No interesse de seus leitores a International Psychic Gazette, de Londres, pediu-me um estudo autobiográfico, em que, acima de tudo, relate as circunstâncias que me levaram a interessar-me pelas pesquisas psíquicas. Acedo de boa vontade ao pedido, reconhecendo que a história das conversões filosóficas contém sempre ensinos valiosos para os que a lêem.

Digo “conversões filosóficas” muito de intento, porque a minha o foi na mais ampla expressão do termo.

Nasci em Gênova, Itália, em 1862 e a minha vida carece literalmente de episódios biográficos, pois tem sido a de um ermitão.

Nunca fiz outra coisa senão estudar. Na mocidade, todos os ramos do conhecimento, atinentes às artes e ciências, exerceram igualmente irresistível fascinação sobre mim, tornando-me até difícil seguir um caminho na vida. Decidi-me, finalmente, pela Filosofia e Herbert Spencer foi o meu ídolo.

Tornei-me um positivista-materialista convicto a tal ponto que me parecia incrível existissem pessoas de cultura intelectual, dotadas normalmente de senso comum, que pudessem crer na existência ou na sobrevivência do espírito. Não somente pensava assim como até escrevia audaciosos artigos em apoio de minhas convicções. A lembrança de tal proceder me faz indulgente e tolerante para com uma classe particular de antagonistas que, de boa fé, sustentam ser capazes de refutar as rigorosas conclusões experimentais a que tem chegado o néo-espiritualismo, opondo-me às induções e deduções da Psico-Fisiologia, nas quais eu acreditava há 40 anos passados.

É preciso que se compreenda que, nos tempos a que me refiro, eu nada conhecia das investigações mediúnicas ou do Espiritismo, com exceção de breves artigos que eu lia nos jornais, sem lhes prestar maior atenção e nos quais se apontavam estratagemas de médiuns e se comentava piedosamente a credulidade dos espíritas.

Aconteceu, porém, que, no ano de 1891, o professor Th. Ribot, diretor da Revue Philosophique, me escreveu comunicando a próxima publicação de uma nova revista sob o título de Annales des Sciences Psychiques, tendo como diretor o Dr. Darieux, antecessor do professor Charles Richet. Era uma revista que se propunha principalmente a colher e investigar certos casos curiosos de transmissão de pensamentos à distância, compreendidos sob a denominação de “fenômenos telepáticos”.

A misteriosa psicologia, oculta nestas frases, me atraiu a curiosidade, do mesmo modo que o nome do prof. Richet bastava para garantir a seriedade científica do empreendimento. Respondi ao prof. Ribot, agradecendo-lhe a atenção e incluindo-me entre os assinantes da revista.

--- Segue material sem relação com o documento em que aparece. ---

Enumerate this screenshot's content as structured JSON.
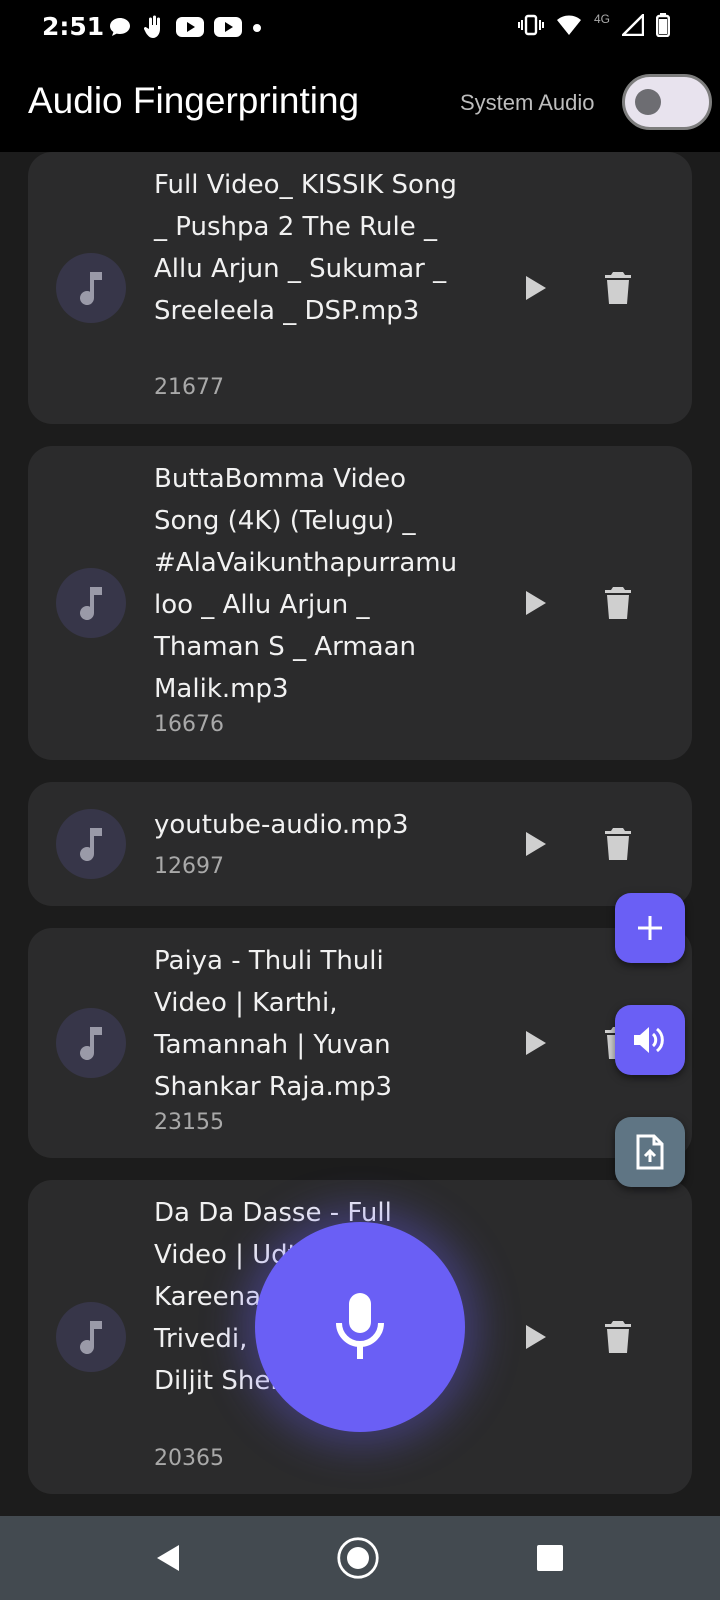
{
  "status_bar": {
    "time": "2:51",
    "left_icons": [
      "chat-bubble-icon",
      "hand-icon",
      "youtube-icon",
      "youtube-icon",
      "dot-icon"
    ],
    "network_label": "4G",
    "right_icons": [
      "vibrate-icon",
      "wifi-icon",
      "signal-icon",
      "battery-icon"
    ]
  },
  "app_bar": {
    "title": "Audio Fingerprinting",
    "toggle_label": "System Audio",
    "toggle_on": false
  },
  "tracks": [
    {
      "title": "Full Video_ KISSIK Song _ Pushpa 2 The Rule _ Allu Arjun _ Sukumar _ Sreeleela _ DSP.mp3",
      "count": "21677"
    },
    {
      "title": "ButtaBomma Video Song (4K) (Telugu) _ #AlaVaikunthapurramuloo _ Allu Arjun _ Thaman S _ Armaan Malik.mp3",
      "count": "16676"
    },
    {
      "title": "youtube-audio.mp3",
      "count": "12697"
    },
    {
      "title": "Paiya - Thuli Thuli Video | Karthi, Tamannah | Yuvan Shankar Raja.mp3",
      "count": "23155"
    },
    {
      "title": "Da Da Dasse - Full Video | Udta Punjab | Kareena Kapoor | Amit Trivedi, Shahid Kapoor, Diljit Shellee.mp3",
      "count": "20365"
    }
  ],
  "fabs": {
    "add": "plus-icon",
    "volume": "volume-icon",
    "upload": "file-upload-icon",
    "record": "microphone-icon"
  },
  "colors": {
    "accent": "#6a5ff5",
    "upload_fab": "#5f7584",
    "card": "#2b2b2c",
    "background": "#1c1c1c",
    "nav_bar": "#434a50"
  }
}
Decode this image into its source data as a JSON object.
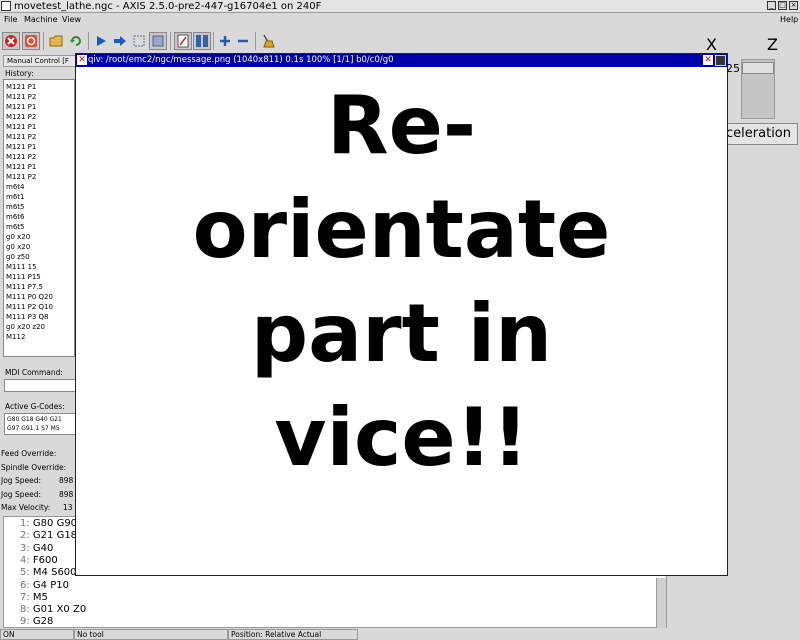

Devo sinceramente declarar que a leitura dos seus primeiros números produziu desastrosa impressão sobre o meu irreconciliável “criterium” positivista. Parecia-me escandaloso que certos representantes da ciência oficial quisessem discutir seriamente a transmissão de pensamento de um continente a outro, as aparições de fantasmas telepáticos, como entidades reais, e casos atuais de assombração. O inibitivo poder das preconcepções tornara a minha faculdade de raciocinar inteiramente inacessível a tais ideias novas, ou, melhor, a tais fatos novos, pois realmente se tratava de fatos demonstrados cientificamente e rigorosamente documentados, embora eu não estivesse habilitado a assimilá-los. Quando ainda era este o meu estado mental, apareceu, na Revue Philosophique, longo artigo do prof. Rosenbach, de São Petersburg, Rússia, atacando com violência, a “sacrílega intromissão deste novo misticismo” nos recintos da Psicologia oficial e explicando os novos casos pelas hipóteses da “alucinação”, das “coincidências fortuitas” e mais algumas de que não me lembro.

Tais refutações me pareceram tão deficientes e inábeis a produzir efeito contrário ao que me repugnava à mente, como o autor pretendia, que me convenci de que a questão era realmente de fatos. Em consequência, julguei o prof. Rosenbach incapaz de combatê-las simplesmente com ideias preconcebidas.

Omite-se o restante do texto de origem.